Abstract

Acceptance and Commitment Therapy (ACT) is a process-based approach to psychological intervention that fosters acceptance and mindfulness processes, and commitment and behavior change processes, in order to build client psychological flexibility. Psychological flexibility helps clients direct behavior toward positive habits of values based action, consciously fitting these actions to the present internal and external context, harnessing rather than avoiding or attaching oneself to historically or situationally produced private experiences such as thoughts, feelings, memories, urges, or bodily sensations that they may encounter in their daily lives. As contrasted with syndrome-focused approaches to intervention, ACT emphasizes the importance of identifying underlying processes that influence behavioral outcomes and targeting change in these processes rather than signs and symptoms of hypothesized latent disease entities. The Psychological Flexibility model upon which ACT rests is itself built upon an extensive research program on language and cognition known as Relational Frame Theory (RFT).
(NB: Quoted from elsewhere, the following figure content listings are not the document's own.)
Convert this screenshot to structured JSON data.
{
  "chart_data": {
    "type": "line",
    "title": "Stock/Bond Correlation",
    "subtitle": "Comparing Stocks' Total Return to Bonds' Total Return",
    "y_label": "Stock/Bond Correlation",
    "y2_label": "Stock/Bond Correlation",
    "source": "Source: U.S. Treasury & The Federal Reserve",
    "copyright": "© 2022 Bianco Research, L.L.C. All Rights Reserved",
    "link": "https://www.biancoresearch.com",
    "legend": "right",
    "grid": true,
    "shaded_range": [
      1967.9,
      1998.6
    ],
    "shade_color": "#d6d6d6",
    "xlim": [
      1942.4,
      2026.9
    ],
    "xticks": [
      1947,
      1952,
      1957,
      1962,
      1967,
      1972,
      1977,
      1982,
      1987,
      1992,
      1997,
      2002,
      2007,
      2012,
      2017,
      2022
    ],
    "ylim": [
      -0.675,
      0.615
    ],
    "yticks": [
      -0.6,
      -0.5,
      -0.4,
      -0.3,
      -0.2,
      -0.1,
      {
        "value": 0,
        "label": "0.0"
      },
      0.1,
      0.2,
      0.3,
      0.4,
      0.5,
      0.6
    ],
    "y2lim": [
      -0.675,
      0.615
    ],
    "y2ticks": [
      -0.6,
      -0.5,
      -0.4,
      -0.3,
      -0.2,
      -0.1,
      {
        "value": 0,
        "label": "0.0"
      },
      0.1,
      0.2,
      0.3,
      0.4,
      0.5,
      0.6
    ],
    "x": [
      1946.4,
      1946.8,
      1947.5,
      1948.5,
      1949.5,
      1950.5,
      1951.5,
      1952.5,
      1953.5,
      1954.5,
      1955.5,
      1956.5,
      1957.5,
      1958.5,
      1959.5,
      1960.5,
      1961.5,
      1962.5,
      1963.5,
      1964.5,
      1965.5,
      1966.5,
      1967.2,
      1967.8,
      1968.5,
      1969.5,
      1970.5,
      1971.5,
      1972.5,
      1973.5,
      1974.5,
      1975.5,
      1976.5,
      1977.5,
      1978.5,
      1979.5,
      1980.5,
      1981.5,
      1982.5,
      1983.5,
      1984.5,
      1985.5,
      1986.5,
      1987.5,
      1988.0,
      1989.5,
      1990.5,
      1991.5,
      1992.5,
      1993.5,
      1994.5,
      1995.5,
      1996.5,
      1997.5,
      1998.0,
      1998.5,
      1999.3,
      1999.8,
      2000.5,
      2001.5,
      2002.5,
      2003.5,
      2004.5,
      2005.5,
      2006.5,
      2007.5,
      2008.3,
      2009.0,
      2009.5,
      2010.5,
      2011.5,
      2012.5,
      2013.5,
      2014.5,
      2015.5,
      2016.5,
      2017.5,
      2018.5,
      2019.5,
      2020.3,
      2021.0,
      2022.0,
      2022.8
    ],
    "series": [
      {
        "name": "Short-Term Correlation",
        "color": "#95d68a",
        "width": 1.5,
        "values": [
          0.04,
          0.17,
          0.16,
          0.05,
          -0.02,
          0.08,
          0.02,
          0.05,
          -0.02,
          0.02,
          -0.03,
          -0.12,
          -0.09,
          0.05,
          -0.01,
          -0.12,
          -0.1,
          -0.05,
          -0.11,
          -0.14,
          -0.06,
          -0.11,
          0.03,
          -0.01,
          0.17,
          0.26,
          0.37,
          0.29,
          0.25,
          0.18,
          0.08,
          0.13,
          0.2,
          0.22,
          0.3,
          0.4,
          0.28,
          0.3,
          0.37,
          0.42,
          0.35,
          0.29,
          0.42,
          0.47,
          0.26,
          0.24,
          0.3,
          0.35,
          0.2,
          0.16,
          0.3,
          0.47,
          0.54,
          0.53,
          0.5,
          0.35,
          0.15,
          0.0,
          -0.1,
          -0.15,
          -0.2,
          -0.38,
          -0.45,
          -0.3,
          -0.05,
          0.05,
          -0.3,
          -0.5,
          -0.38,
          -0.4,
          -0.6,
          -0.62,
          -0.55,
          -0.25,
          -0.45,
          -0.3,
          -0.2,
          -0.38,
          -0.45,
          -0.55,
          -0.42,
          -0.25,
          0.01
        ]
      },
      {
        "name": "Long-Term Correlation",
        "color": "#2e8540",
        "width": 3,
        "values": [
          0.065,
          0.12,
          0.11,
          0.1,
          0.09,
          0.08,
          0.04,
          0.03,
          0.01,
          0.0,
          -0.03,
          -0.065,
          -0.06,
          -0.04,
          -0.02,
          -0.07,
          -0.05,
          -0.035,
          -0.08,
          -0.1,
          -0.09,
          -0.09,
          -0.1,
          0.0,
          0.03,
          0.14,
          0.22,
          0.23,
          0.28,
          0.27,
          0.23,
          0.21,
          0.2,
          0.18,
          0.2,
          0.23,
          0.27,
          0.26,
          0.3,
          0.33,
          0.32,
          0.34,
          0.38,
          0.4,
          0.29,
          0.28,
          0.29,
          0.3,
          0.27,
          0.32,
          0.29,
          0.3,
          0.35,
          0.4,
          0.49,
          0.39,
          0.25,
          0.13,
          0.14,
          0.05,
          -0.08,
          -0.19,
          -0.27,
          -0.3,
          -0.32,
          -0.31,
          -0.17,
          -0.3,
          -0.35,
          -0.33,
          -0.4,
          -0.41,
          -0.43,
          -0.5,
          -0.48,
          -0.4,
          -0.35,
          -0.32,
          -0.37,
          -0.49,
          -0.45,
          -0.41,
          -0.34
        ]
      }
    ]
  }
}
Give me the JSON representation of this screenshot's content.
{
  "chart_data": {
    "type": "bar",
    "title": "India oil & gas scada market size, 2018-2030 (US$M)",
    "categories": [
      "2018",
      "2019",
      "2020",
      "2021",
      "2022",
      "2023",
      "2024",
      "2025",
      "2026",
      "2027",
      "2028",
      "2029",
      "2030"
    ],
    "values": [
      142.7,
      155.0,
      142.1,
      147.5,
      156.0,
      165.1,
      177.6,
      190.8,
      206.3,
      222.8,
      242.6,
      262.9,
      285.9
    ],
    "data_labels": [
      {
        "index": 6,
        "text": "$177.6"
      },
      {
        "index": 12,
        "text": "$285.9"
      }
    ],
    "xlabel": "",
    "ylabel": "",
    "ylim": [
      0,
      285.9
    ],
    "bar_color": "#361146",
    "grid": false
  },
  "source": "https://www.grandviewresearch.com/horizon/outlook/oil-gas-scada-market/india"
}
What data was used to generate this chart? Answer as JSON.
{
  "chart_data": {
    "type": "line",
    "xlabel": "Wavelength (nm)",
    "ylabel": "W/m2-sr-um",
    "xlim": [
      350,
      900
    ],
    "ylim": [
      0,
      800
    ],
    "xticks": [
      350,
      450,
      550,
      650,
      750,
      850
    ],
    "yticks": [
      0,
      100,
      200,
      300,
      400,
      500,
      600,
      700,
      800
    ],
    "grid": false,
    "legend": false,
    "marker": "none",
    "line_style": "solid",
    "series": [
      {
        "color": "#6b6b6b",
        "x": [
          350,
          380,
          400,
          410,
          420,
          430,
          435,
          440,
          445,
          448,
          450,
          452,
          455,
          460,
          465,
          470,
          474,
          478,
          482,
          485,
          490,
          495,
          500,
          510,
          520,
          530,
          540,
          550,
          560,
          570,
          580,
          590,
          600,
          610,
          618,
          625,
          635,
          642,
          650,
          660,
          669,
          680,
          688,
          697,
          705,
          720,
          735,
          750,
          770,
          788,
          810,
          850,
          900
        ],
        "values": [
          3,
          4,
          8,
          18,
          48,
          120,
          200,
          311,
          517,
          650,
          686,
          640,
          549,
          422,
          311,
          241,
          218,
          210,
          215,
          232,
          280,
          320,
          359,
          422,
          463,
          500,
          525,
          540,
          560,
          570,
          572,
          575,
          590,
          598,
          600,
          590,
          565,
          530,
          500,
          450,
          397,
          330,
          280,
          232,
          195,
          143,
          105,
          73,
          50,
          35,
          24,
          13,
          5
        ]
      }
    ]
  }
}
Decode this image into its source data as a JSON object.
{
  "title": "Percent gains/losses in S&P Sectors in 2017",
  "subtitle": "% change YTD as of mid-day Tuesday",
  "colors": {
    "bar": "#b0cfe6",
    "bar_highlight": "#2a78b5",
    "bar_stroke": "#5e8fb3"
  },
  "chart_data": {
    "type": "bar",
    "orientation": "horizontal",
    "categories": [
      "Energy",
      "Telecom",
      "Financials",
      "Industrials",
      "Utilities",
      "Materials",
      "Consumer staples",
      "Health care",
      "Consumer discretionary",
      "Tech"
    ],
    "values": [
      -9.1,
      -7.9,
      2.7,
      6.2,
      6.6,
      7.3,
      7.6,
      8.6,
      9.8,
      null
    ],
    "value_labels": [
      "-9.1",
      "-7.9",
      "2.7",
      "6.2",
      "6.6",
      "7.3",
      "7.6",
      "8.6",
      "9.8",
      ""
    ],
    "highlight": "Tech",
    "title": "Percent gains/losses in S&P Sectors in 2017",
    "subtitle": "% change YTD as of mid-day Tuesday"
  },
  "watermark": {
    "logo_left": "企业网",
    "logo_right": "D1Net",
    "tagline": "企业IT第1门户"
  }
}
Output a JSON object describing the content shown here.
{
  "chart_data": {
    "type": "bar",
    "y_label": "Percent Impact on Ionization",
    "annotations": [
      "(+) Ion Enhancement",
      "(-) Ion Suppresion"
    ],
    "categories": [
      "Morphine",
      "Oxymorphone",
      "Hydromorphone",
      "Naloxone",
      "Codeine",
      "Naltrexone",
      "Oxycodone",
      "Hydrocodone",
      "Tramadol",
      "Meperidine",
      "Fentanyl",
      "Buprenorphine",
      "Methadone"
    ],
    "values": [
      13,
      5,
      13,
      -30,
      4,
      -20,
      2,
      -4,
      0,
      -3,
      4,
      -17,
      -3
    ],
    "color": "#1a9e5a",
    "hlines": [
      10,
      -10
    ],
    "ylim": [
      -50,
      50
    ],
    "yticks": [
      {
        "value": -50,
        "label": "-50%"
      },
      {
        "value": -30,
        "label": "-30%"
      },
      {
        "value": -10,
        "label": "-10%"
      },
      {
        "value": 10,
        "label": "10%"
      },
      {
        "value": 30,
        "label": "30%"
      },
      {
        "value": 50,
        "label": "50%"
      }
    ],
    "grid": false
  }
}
Over 800 Randomized Controlled Trials and thousands of other basic and applied studies have now investigated the efficacy of ACT and its underlying basic and applied model, oriented toward an incredible variety of human problems and desired areas of prosperity, from mental health, to behavioral health, to social problems, to organizational issues, and high performance situations. This chapter briefly covers the underlying theory, processes, and evidence for ACT's efficacy as well as examples of how to apply ACT to human behavior change.